Transcript:
Conway Gittens: I’m Conway Gittens reporting from the New York Stock Exchange. Here’s what we’re watching on TheStreet today.
Inflation is the focus on this Wednesday. Consumer prices rose 0.2 percent in October as expected. Prices were up 2.6 percent from a year ago. Over half of that price gain is tied to housing costs, which jumped 4.9 percent over the past 12 months. Wall Street believes inflation is steady enough for the Federal Reserve to keep lowering interest rates.
Related: What DirecTV, Dish Network merger means for current customers
In other news, time is running out for the 8 million people who still use DISH TV and Sling TV as their video services. A deal that would have sold both units owned by EchoStar to satellite TV provider DirecTV could be ditched.

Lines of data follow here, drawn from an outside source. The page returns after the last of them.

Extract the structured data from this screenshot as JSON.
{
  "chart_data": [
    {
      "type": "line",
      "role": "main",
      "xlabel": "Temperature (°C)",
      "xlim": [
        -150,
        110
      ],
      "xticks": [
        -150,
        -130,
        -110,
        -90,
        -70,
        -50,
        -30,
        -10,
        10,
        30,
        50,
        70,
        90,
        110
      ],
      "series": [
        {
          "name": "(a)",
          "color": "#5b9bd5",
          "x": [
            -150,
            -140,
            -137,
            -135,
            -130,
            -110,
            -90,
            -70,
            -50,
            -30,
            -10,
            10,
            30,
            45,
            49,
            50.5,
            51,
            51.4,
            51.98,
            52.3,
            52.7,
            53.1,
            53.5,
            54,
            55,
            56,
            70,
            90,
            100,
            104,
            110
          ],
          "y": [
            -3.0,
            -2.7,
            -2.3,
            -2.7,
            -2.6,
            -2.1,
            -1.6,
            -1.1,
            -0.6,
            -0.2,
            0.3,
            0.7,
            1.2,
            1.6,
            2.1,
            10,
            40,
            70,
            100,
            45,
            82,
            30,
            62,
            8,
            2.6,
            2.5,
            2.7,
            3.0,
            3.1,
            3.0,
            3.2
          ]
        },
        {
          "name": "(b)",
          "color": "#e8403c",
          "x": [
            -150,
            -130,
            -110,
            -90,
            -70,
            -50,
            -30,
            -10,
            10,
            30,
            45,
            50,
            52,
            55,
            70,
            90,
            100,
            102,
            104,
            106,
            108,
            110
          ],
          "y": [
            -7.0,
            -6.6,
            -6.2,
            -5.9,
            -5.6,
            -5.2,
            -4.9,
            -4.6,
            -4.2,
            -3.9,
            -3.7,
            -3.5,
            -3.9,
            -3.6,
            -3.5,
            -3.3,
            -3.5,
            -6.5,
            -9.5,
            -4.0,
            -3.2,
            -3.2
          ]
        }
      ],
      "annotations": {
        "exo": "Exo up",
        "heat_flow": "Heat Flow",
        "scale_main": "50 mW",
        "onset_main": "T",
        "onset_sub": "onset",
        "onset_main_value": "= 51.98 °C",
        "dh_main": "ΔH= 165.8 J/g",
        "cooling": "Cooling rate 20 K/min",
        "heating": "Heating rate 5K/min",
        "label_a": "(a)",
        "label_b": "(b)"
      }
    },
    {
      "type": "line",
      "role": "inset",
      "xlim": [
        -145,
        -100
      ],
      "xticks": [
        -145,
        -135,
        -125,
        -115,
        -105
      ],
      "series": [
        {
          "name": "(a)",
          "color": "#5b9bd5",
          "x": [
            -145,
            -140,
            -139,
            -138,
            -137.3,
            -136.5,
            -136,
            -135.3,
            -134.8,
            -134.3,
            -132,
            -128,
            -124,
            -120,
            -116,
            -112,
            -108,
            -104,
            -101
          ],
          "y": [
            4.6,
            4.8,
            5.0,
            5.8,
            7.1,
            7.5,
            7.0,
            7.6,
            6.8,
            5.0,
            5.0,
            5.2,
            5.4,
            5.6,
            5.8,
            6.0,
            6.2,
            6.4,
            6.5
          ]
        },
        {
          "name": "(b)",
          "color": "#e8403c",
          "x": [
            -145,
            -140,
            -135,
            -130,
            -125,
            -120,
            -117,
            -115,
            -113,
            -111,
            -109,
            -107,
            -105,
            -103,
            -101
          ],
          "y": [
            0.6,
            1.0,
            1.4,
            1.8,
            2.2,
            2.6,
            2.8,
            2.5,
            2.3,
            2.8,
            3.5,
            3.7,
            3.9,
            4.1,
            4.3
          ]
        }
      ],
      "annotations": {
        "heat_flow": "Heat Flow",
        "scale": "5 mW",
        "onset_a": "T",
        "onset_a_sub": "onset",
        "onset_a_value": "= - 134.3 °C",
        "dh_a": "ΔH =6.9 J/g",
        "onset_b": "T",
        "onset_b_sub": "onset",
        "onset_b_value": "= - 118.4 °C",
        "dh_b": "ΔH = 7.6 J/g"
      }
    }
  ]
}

Without the financial muscle of DirecTV, Dish and Sling won’t have the money to keep up in the changing media landscape.
The original acquisition plan announced in September was contingent upon Dish debt holders agreeing to a $1.5 billion cut to the value of their investment. A group of those debt holders, however, rejected a proposed offer on the table. DirecTV says that if those debt holders don’t agree, it “will have no choice but to terminate the acquisition of Dish by midnight on November 22.”
There were high hopes for the DirecTV-Dish merger, which would have created the largest pay-TV company in the country with over 18 million subscribers. The combination would have given all the parties involved some heft at a time when traditional cable TV subscribers are fleeing for cheaper streaming services. Since 2016, DirecTV and Dish have seen 63 percent of their subscriber base disappear.
Without DirecTV, Dish will have trouble going it alone, as it weighed down by over $20 billion of debt - in a media world where content is costly and subscriber dollars are getting harder to come by.
That’ll do it for your Daily Briefing. From the New York Stock Exchange, I’m Conway Gittens with TheStreet.